FKT: Robin Maslowski, Alisa Geiser - Oregon Coast Trail (OR) - 2017-07-25

Route variation
Standard route
Gender category
Start date
Finish date
Total time
18d 6h 49m 0s

On 7/25, Robin Maslowski and I (Alisa Geiser) completed the Fastest Known Time for a supported run of the Oregon Coast Trail. We began running at 2:26 pm on 07/07/2017 and completed the trail at 9:15 pm on 07/25/2017, with a total distance of 420 miles, tracked via GPS watches, in a total time of 18 days, six hours, and 49 minutes. (or 438.8 hours)

While this trail is often cited as being incomplete, there is a "complete" route listed on the Oregon State website:
This is the course we followed. We found the listed milage of 382 to be incorrect. 

The Oregon Coast Trail been recorded between 382 and 425 miles, depending on whether boats are used and whether rivers are low enough to ford. We decided to use boats only when/where readily available to the public, and ford rivers only when/where doing did not require any special skills or gear. We forded or ran around all crossings except for the Nehalem River, where Jetty Fishery offers ferry service for $10 (just stand on the shore opposite the American flag and wave 'em over).
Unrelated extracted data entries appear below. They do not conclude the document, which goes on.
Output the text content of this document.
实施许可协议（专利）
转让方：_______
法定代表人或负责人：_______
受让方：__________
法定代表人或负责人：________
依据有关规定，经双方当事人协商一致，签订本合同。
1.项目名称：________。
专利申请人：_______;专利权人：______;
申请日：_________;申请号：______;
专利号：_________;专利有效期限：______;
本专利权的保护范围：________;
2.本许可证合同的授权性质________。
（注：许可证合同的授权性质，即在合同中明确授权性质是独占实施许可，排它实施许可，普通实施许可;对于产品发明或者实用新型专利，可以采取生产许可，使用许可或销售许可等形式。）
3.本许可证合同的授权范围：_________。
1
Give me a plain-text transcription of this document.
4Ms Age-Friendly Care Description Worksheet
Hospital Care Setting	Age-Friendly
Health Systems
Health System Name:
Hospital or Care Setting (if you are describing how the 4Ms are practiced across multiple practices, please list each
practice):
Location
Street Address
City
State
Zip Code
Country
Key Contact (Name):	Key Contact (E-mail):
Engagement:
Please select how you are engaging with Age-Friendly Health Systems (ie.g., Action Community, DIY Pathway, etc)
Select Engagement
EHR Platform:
We were unable to cross the River Sixes and had to do a bushwack detour of several miles to Airport Road, to the 101. We stayed on the 101 to Port Orford.
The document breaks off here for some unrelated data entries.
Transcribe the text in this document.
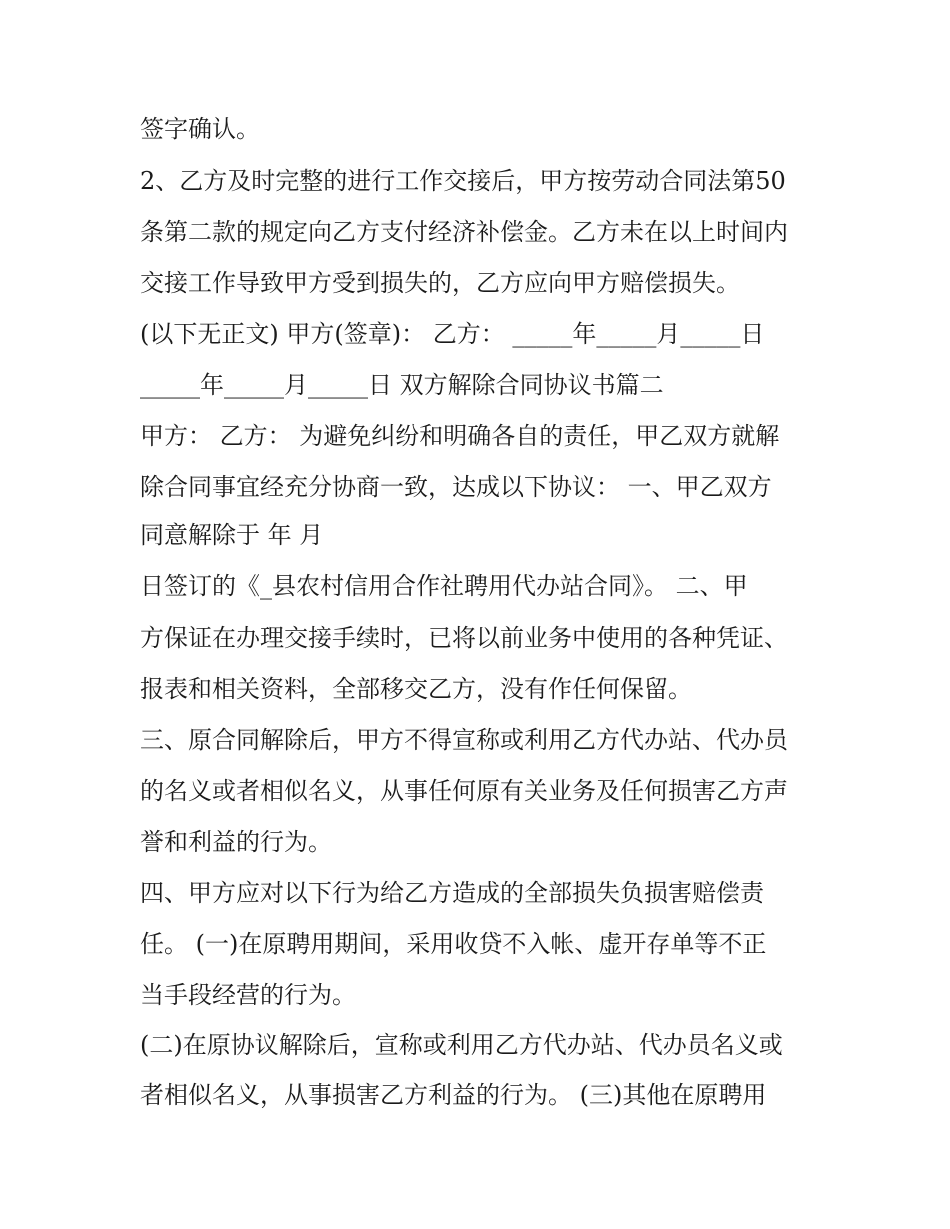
签字确认。
2、乙方及时完整的进行工作交接后，甲方按劳动合同法第50
条第二款的规定向乙方支付经济补偿金。乙方未在以上时间内
交接工作导致甲方受到损失的，乙方应向甲方赔偿损失。
(以下无正文) 甲方(签章)： 乙方： _____年_____月_____日
_____年_____月_____日 双方解除合同协议书篇二
甲方： 乙方： 为避免纠纷和明确各自的责任，甲乙双方就解
除合同事宜经充分协商一致，达成以下协议： 一、甲乙双方
同意解除于 年 月
日签订的《_县农村信用合作社聘用代办站合同》。 二、甲
方保证在办理交接手续时，已将以前业务中使用的各种凭证、
报表和相关资料，全部移交乙方，没有作任何保留。
三、原合同解除后，甲方不得宣称或利用乙方代办站、代办员
的名义或者相似名义，从事任何原有关业务及任何损害乙方声
誉和利益的行为。
四、甲方应对以下行为给乙方造成的全部损失负损害赔偿责
任。 (一)在原聘用期间，采用收贷不入帐、虚开存单等不正
当手段经营的行为。
(二)在原协议解除后，宣称或利用乙方代办站、代办员名义或
者相似名义，从事损害乙方利益的行为。 (三)其他在原聘用
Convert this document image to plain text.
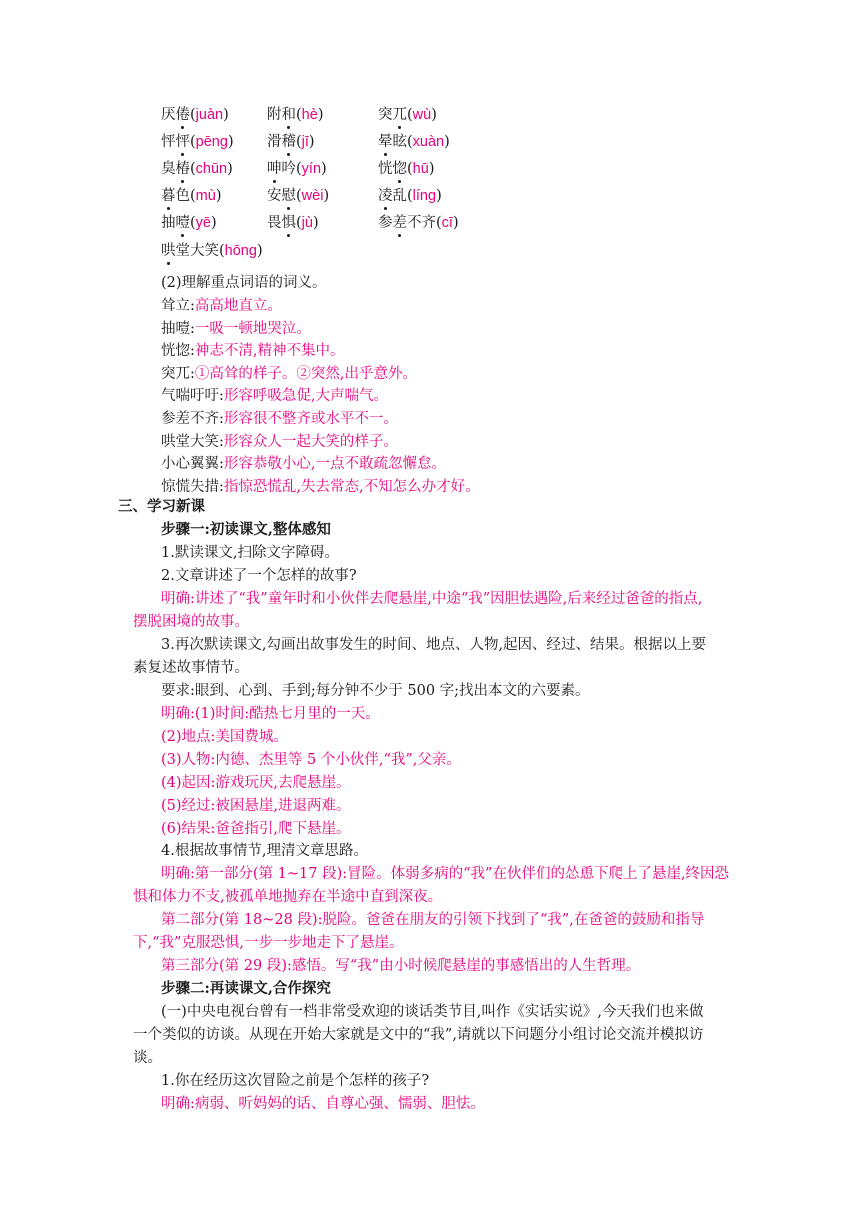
厌倦(juàn)	附和(hè)	突兀(wù)
怦怦(pēng) 滑稽(jī)	晕眩(xuàn)
臭椿(chūn) 呻吟(yín)	恍惚(hū)
暮色(mù)	安慰(wèi)	凌乱(líng)
抽噎(yē)	畏惧(jù)	参差不齐(cī)
哄堂大笑(hōng)
(2)理解重点词语的词义。
耸立:高高地直立。
抽噎:一吸一顿地哭泣。
恍惚:神志不清,精神不集中。
突兀:①高耸的样子。②突然,出乎意外。
气喘吁吁:形容呼吸急促,大声喘气。
参差不齐:形容很不整齐或水平不一。
哄堂大笑:形容众人一起大笑的样子。
小心翼翼:形容恭敬小心,一点不敢疏忽懈怠。
惊慌失措:指惊恐慌乱,失去常态,不知怎么办才好。
三、学习新课
步骤一:初读课文,整体感知
1.默读课文,扫除文字障碍。
2.文章讲述了一个怎样的故事?
明确:讲述了“我”童年时和小伙伴去爬悬崖,中途“我”因胆怯遇险,后来经过爸爸的指点,
摆脱困境的故事。
3.再次默读课文,勾画出故事发生的时间、地点、人物,起因、经过、结果。根据以上要
素复述故事情节。
要求:眼到、心到、手到;每分钟不少于 500 字;找出本文的六要素。
明确:(1)时间:酷热七月里的一天。
(2)地点:美国费城。
(3)人物:内德、杰里等 5 个小伙伴,“我”,父亲。
(4)起因:游戏玩厌,去爬悬崖。
(5)经过:被困悬崖,进退两难。
(6)结果:爸爸指引,爬下悬崖。
4.根据故事情节,理清文章思路。
明确:第一部分(第 1~17 段):冒险。体弱多病的“我”在伙伴们的怂恿下爬上了悬崖,终因恐
惧和体力不支,被孤单地抛弃在半途中直到深夜。
第二部分(第 18~28 段):脱险。爸爸在朋友的引领下找到了“我”,在爸爸的鼓励和指导
下,“我”克服恐惧,一步一步地走下了悬崖。
第三部分(第 29 段):感悟。写“我”由小时候爬悬崖的事感悟出的人生哲理。
步骤二:再读课文,合作探究
(一)中央电视台曾有一档非常受欢迎的谈话类节目,叫作《实话实说》,今天我们也来做
一个类似的访谈。从现在开始大家就是文中的“我”,请就以下问题分小组讨论交流并模拟访
谈。
1.你在经历这次冒险之前是个怎样的孩子?
明确:病弱、听妈妈的话、自尊心强、懦弱、胆怯。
According to Wikipedia, 41% of the "OCT" is actually on Highway 101. This road mileage could be greatly reduced with state-run ferry crossings . . something I'd love to see! Several sections of the highway have minimal shoulder and tight turns. There is one section near Heceta Head Lighthouse where a very tight tunnel must be journeyed through. There is no shoulder here, and cars go by FAST which means flattening yourself against the walls to avoid mishap. The Oregon Coast Trail Association recommends arranging transportation through the tunnel. I would second that recommendation.

Additionally, the trail is closed from Indian Beach to Ecola Point parking lot and will be re-routed at a time not yet announced. We ran the park road between these two locations.

Many miles of this trail, especially in the southern stretch, are either very new or not maintained. We encountered places where the trail had eroded into the sea, and not been replaced. Expect a decent amount or route-finding and bushwhacking.

Please note that the "Trail" ends in a State Recreation Site (Crissey Field) that closes at 9 pm. The ranger who at first came out to chase us off, was (upon hearing we'd run from Astoria), kind enough to let us enter the park and finish, but I'd recommend timing your final day to end before 9 pm. Additionally, we were not able to find an actual trail at the end of the "Trail". The Ranger on duty had never heard of the Oregon Coast Trail, didn't recognize the map I showed him (it states simply "The End of Crissey Fields State Park is California State line and end of trail.") but was able to direct us to the post that signifies the state line. We jogged past his trailer, climbed over some brush piles, and tagged that post.

We shared the journey via Instagram (mostly live stories) at @runfor__. We also took video the entire time (as well as photos) and will be making a documentary film about the experience, to be released next Spring by Nova Productions ( Follow @robskimaz, or @runfor__ to be notified when the film releases.

Here is our daily milage:

25 - 7/7/17  
18 - 7/8/17
5 - 7/9/17
22 - 7/10/17
34 - 7/11/17
22 - 7/12/17
0 - 7/13/17
22 - 7/14/17
25 - 7/15/17
30 - 7/16/17
22 - 7/17/17
25 - 7/18/17
33 - 7/19/17
26 - 7/20/17
26 - 7/21/17
17 - 7/22/17
6 - 7/23/17
34 - 7/24/17
28 - 7/25/17 

We did much of the trail self-supported, and I would recommend this for future runners. There are so many options for food and other needs along the way, and the seafood alone makes this run worth every step. You run through some really wonderful communities, and stopping by for an espresso or some oysters is a great way to experience them.

There are so many variables for this trail, logging an FKT becomes challenging. I doubt anyone has ever done the same route twice - and maybe they never will! Perhaps we can develop a point system instead, where extra points are awarded for seafood consumed and fishing boats hailed at river crossings. 

We had such a great time on the OCT and are excited to see how the trail develops and hear about what kinds of adventures future runners find out there!